The following substances may enhance and/or prolong the hypoglycaemic effect of repaglinide: Gemfibrozil, clarithromycin, itraconazole, ketokonazole, trimethoprim, ciclosporin, deferasirox, clopidogrel, other antidiabetic substances, monoamine oxidase inhibitors (MAOI), non selective beta blocking substances, angiotensin converting enzyme (ACE)-inhibitors, salicylates, NSAIDs, octreotide, alcohol, and anabolic steroids.
Co-administration of gemfibrozil (600 mg twice daily), an inhibitor of CYP2C8, and repaglinide (a single dose of 0.25 mg) increased the repaglinide AUC 8.1-fold and Cmax 2.4-fold in healthy volunteers. Half-life was prolonged from 1.3 hr to 3.7 hr, resulting in possibly enhanced and prolonged blood glucose-lowering effect of repaglinide, and plasma repaglinide concentration at 7 hr was increased 28.6-fold by gemfibrozil. The concomitant use of gemfibrozil and repaglinide is contraindicated (see section 4.3).

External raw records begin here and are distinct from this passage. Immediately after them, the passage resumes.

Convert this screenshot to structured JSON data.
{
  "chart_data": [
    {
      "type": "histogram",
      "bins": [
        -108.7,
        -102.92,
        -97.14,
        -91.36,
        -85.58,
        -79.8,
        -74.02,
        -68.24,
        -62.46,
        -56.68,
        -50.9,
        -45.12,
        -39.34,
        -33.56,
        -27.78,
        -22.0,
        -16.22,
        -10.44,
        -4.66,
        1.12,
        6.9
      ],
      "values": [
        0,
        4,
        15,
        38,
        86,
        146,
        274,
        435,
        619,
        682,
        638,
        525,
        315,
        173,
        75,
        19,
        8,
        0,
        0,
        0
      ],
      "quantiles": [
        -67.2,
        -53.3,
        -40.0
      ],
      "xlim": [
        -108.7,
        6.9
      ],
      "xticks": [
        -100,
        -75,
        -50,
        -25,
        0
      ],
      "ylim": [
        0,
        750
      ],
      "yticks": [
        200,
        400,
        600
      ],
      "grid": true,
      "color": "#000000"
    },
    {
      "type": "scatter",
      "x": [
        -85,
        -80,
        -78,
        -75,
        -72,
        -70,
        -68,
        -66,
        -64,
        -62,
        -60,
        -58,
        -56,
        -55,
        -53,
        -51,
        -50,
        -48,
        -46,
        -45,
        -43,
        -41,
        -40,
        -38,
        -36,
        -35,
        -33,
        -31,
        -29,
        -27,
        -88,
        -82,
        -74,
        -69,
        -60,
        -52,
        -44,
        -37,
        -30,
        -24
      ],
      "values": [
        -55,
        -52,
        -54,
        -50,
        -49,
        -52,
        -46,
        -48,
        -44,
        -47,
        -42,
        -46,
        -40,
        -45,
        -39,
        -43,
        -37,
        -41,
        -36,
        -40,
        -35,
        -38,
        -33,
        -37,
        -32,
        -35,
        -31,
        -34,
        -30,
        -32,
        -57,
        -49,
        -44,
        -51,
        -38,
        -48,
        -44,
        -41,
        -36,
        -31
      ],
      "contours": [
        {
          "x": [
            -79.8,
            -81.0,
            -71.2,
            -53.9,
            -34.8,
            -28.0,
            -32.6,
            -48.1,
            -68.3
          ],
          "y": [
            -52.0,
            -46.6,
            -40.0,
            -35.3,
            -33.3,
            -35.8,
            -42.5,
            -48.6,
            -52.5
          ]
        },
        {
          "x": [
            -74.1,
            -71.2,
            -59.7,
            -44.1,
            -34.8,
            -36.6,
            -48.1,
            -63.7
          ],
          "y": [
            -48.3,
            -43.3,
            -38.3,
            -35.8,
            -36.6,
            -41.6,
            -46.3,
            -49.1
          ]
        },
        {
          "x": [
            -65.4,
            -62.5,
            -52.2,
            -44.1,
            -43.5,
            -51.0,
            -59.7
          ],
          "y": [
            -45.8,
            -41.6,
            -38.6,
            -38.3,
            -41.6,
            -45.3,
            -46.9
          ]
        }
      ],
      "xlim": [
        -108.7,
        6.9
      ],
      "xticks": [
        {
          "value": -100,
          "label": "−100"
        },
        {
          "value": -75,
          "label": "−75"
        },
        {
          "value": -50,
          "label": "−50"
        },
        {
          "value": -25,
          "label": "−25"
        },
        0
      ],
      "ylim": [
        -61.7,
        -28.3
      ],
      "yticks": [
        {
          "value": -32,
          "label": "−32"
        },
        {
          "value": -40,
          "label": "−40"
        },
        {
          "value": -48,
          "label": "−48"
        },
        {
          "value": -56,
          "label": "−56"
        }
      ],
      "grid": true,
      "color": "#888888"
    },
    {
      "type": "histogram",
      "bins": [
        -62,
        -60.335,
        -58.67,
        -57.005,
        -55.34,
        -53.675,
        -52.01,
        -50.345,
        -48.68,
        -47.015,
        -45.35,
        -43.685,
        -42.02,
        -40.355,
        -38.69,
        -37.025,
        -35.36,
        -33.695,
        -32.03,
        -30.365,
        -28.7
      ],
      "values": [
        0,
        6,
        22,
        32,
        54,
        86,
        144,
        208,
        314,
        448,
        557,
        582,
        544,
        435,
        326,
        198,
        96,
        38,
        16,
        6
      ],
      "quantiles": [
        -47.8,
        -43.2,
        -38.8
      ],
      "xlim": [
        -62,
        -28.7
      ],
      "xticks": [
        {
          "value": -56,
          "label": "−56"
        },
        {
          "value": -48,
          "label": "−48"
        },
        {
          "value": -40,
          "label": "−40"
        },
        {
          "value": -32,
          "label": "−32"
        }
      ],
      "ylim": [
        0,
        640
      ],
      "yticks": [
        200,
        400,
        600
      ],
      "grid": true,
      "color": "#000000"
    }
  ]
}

Co-administration of trimethoprim (160 mg twice daily), a moderate CYP2C8 inhibitor, and repaglinide (a single dose of 0.25 mg) increased the repaglinide AUC, Cmax and t½ (1.6-fold, 1.4-fold and 1.2-fold respectively) with no statistically significant effects on the blood glucose levels. This lack of pharmacodynamic effect was observed with a sub-therapeutic dose of repaglinide. Since the safety profile of this combination has not been established with dosages higher than 0.25 mg for repaglinide and 320 mg for trimethoprim, the concomitant use of trimethoprim with repaglinide should be avoided. If concomitant use is necessary, careful monitoring of blood glucose and close clinical monitoring should be performed (see section 4.4).
Rifampicin, a potent inducer of CYP3A4, but also CYP2C8, acts both as an inducer and inhibitor of the metabolism of repaglinide. Seven days pre-treatment with rifampicin (600 mg), followed by co- administration of repaglinide (a single dose of 4 mg) at day seven resulted in a 50% lower AUC (effect of a combined induction and inhibition). When repaglinide was given 24 hours after the last rifampicin dose, an 80% reduction of the repaglinide AUC was observed (effect of induction alone). Concomitant use of rifampicin and repaglinide might therefore induce a need for repaglinide dose adjustment which should be based on carefully monitored blood glucose concentrations at both initiation of rifampicin treatment (acute inhibition), following dosing (mixed inhibition and induction), withdrawal (induction alone) and up to approximately two weeks after withdrawal of rifampicin where the inductive effect of rifampicin is no longer present. It cannot be excluded that other inducers, e.g. phenytoin, carbamazepine, phenobarbital, St John’s wort, may have a similar effect.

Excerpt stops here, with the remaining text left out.